For their study, the researchers did a “thorough” literature review and used nationally representative U.S. studies of eating disorders. They compiled data on prevalence of the disorders and mortality rates as well as costs, including health care costs and costs of lost productivity for people with anorexia nervosa, bulimia nervosa, binge eating disorder and otherwise specified feeding or eating disorders.
“We know that eating disorders are preventable and they're treatable,” Austin said, adding that the people most likely to be overlooked by their doctors and miss out on preventive care are people of color, men and heavier people — people who fall outside the stereotype of the thin white female patient. “If we can address the problems with early identification and access to care, that's a place where we ultimately would be able to reduce the costs; getting people into care early will reduce, ultimately, the cost of having an eating disorder.”
When Austin became president of the board of directors of the Academy for Eating Disorders in 2019, she became aware of two studies in Australia and the United Kingdom addressing the societal costs of eating disorders. After the report was published in Australia, advocates used the results to make the case for policy reform.
“In 2018, in Australia, they made a major advance with the federal government to get their national health insurance to do much better coverage of eating disorders,” Austin said. “The estimate was that 30,000 additional people each year in Australia with eating disorders will be able to access care.”
Austin asked researchers at Deloitte Access Economics, the group that worked on the Australian study, to collaborate on a similar analysis, and said she’s hopeful that this study could spur policy changes in the U.S.
Americans, she said, should not “have to pay out of pocket or forego care." But currently, “That's the choice people often are left with.”

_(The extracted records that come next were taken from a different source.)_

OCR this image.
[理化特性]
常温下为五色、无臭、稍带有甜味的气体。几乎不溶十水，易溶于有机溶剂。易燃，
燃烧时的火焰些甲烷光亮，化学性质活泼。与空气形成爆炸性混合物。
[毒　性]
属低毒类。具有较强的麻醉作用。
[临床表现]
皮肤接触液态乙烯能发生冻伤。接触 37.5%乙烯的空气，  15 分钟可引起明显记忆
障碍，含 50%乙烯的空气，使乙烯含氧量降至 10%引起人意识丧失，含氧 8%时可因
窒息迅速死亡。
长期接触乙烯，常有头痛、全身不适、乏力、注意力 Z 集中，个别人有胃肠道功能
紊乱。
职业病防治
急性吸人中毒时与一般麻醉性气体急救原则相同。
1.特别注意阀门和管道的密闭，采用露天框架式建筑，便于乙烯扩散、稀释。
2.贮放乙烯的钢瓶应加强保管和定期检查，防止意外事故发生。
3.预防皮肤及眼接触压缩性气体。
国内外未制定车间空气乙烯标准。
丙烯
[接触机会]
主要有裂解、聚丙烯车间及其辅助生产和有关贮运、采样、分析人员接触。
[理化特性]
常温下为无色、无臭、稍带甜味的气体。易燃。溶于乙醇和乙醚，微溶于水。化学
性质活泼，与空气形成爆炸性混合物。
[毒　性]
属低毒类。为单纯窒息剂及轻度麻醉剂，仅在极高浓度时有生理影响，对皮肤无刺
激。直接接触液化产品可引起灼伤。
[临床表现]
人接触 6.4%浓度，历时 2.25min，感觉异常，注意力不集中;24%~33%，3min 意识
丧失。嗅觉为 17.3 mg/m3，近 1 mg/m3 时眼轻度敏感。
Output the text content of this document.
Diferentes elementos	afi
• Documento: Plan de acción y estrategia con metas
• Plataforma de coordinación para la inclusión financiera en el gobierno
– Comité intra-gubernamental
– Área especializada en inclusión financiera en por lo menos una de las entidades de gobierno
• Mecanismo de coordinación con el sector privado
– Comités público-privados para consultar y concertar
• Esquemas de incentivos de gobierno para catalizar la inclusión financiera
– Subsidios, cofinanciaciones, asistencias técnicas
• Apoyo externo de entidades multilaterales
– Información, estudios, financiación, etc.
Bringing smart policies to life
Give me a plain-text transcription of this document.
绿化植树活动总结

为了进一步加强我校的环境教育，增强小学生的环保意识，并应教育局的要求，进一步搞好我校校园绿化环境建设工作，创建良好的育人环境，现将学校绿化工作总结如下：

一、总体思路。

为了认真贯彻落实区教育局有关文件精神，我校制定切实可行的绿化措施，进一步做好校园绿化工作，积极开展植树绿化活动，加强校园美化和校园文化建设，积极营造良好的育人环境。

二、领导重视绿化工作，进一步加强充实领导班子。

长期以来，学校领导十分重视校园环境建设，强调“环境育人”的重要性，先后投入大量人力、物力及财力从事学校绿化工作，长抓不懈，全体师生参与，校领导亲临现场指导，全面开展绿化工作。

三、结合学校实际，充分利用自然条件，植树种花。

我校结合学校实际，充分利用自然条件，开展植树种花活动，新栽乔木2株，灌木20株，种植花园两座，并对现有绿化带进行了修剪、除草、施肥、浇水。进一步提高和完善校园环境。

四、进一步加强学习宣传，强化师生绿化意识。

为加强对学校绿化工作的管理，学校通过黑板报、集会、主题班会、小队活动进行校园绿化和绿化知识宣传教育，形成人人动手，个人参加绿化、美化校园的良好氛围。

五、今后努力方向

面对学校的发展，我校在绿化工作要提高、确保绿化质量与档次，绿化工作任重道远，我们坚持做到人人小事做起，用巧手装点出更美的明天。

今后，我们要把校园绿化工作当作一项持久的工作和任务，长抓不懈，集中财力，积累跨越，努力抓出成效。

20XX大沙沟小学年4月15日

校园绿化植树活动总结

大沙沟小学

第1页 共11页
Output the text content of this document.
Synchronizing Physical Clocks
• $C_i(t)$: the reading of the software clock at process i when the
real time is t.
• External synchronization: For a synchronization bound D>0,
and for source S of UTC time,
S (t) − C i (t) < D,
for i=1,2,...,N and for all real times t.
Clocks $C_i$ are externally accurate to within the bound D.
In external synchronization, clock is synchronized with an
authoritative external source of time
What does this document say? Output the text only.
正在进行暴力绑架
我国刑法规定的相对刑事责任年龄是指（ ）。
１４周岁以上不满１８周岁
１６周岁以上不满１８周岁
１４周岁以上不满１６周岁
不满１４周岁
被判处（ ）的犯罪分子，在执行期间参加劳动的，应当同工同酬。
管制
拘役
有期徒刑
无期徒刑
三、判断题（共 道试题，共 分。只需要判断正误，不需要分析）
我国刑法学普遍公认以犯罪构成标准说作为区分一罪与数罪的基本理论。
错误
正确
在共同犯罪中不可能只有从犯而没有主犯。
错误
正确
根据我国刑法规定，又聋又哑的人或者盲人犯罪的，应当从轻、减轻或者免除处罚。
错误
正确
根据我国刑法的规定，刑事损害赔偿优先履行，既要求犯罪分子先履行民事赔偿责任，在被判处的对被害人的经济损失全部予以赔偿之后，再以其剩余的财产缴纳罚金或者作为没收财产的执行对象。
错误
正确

The study “Social and economic cost of eating disorders in the United States: Evidence to inform policy action,” published March 3 in the International Journal of Eating Disorders, was authored by Jared Streatfeild, Josiah Hickson and Lynne Pezzullo, Deloitte Access Economics; S. Bryn Austin, Boston Children’s Hospital, Harvard Medical School, Harvard University and Strategic Training Initiative for the Prevention of Eating Disorders; Rebecca Hutcheson, Strategic Training Initiative for the Prevention of Eating Disorders and the University of Washington; Johanna S. Kandel, Alliance for Eating Disorders Awareness; Jillian G. Lampert, The Emily Program and REDC Consortium; Elissa M. Myers, Academy for Eating Disorders; Tracy K. Richmond and Mihail Samnaliev, Boston Children’s Hospital, Harvard Medical School and Strategic Training Initiative for the Prevention of Eating Disorders; Katrina Velasquez, Center Road Solutions; and Ruth S. Weissman, Wesleyan University.